Bürger beklagen hohen Stundenausfall an den Schulen

Bürger beklagen hohen Stundenausfall an den Schulen

In einer bundesweiten Umfrage des Instituts Allensbach zur Schulpolitik der Bundesländer bekommt Rheinland-Pfalz nur durchschnittliche Noten. Der Wunsch nach Verbesserungen beim Unterrichtsausfall und nach kleineren Schulklassen ist hierzulande besonders hoch.

Mainz/Berlin. Bei der Umfrage im Rahmen des Wettbewerbs "Deutscher Lehrerpreis - Unterricht innovativ" des Deutschen Philologenverbandes und der Vodafone-Stiftung sind bundesweit 2262 Bürger, davon 104 in Rheinland-Pfalz, befragt worden. Die Ergebnisse sind am Mittwoch in Berlin vorgestellt worden.

Insgesamt bewerten die Befragten die Schulpolitik der Landesregierungen mit Noten im Bereich befriedigend bis ausreichend. Am besten schneidet Bayern (3,29) vor Hessen (3,35) und Sachsen (3,37) ab. Rheinland-Pfalz belegt mit der Note 3,52 Rang sieben. 61 Prozent der Teilnehmer meinen, dass die Verantwortung für die Schulpolitik, die Ländersache ist, besser bei der Bundesregierung liegen sollte.

Reformen einiger Länder im Schulsystem, bei denen Haupt- und Realschulen zusammengelegt werden, stoßen überwiegend auf Skepsis. In Rheinland-Pfalz gibt es neue Realschulen plus, mittelfristig sollen die Hauptschulen abgeschafft werden. Die Bürger hegen keine großen Erwartungen. Nur 32 Prozent der Befragten glauben, dass Hauptschüler künftig bessere Bildungschancen haben. Die Hälfte erwartet keine Änderungen.
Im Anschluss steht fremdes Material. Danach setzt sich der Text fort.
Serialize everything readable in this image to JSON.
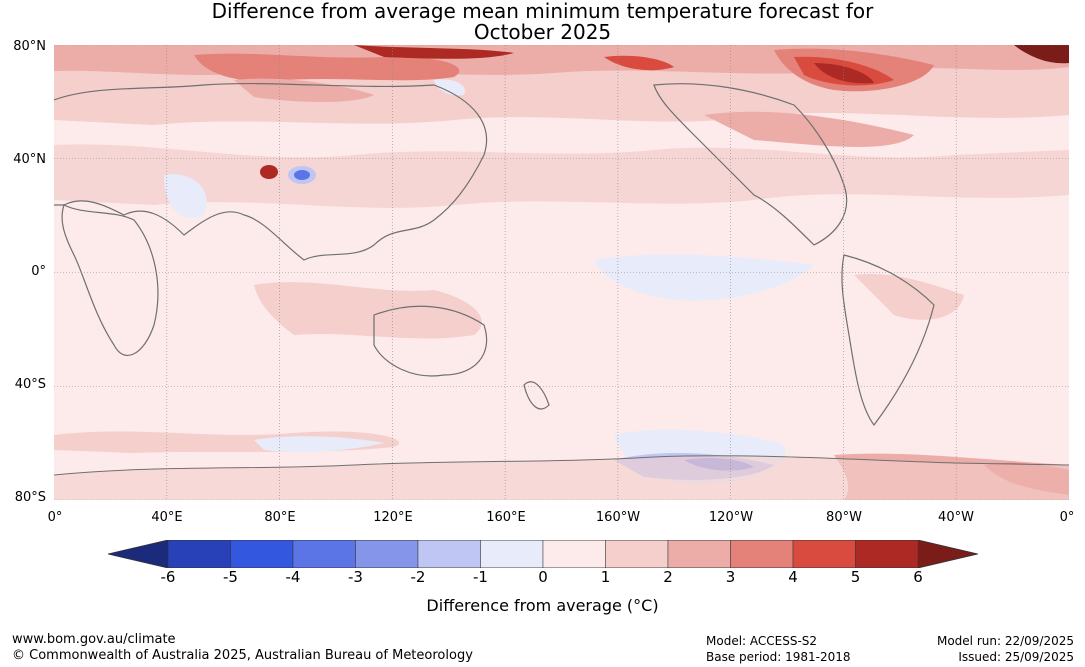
{
  "title_line1": "Difference from average mean minimum temperature forecast for",
  "title_line2": "October 2025",
  "lat_labels": [
    "80°N",
    "40°N",
    "0°",
    "40°S",
    "80°S"
  ],
  "lon_labels": [
    "0°",
    "40°E",
    "80°E",
    "120°E",
    "160°E",
    "160°W",
    "120°W",
    "80°W",
    "40°W",
    "0°"
  ],
  "colorbar": {
    "ticks": [
      "-6",
      "-5",
      "-4",
      "-3",
      "-2",
      "-1",
      "0",
      "1",
      "2",
      "3",
      "4",
      "5",
      "6"
    ],
    "colors": [
      "#1b2a7a",
      "#2841b8",
      "#3457e0",
      "#5b74e6",
      "#8596ea",
      "#bfc6f3",
      "#e8ebfa",
      "#fcebea",
      "#f4cfcc",
      "#ecaca7",
      "#e48179",
      "#d94a3f",
      "#ad2a24",
      "#7a1c17"
    ],
    "label": "Difference from average (°C)"
  },
  "footer": {
    "url": "www.bom.gov.au/climate",
    "copyright": "© Commonwealth of Australia 2025, Australian Bureau of Meteorology",
    "model": "Model: ACCESS-S2",
    "base_period": "Base period: 1981-2018",
    "model_run": "Model run: 22/09/2025",
    "issued": "Issued: 25/09/2025"
  }
}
Bei der Frage nach Verbesserungsbedarf an den Schulen gibt es klare Tendenzen. 73 Prozent der Umfrage-Teilnehmer aus Rheinland-Pfalz sehen den Unterrichtsausfall als vordringliches Problem. Zum Vergleich: Im Saarland sehen nur 34 Prozent diesbezüglich Handlungsbedarf. Auch der Wunsch nach kleineren Schulklassen steht hierzulande bei den Bürgern ganz oben auf der Liste. 68 Prozent der befragten Rheinland-Pfälzer bezeichnen das als Problem, in Thüringen sind es nur 44 Prozent.

Das Bildungsministerium betrachtet diese Zahlen als Beleg dafür, dass das Land bundesweit mit die detaillierteste Darstellung der Unterrichtsversorgung liefere. "Die hohe Transparenz und die Vielzahl der Daten spielen eine große Rolle im Bewusstsein der Bürger", sagt Sprecher Wolf-Jürgen Karle. Allerdings werde auch gesehen, dass die Unterrichtsversorgung "eine hohe, wenn nicht die höchste Priorität genießen muss". Das Land habe trotz rückläufiger Schülerzahlen 5000 Lehrer mehr als vor zehn Jahren. Zweifel äußert der Sprecher des Ministeriums an der Repräsentativität der Umfrage. "Es sind nur 104 Eltern befragt worden, von denen nur 25 schulpflichtige Kinder haben."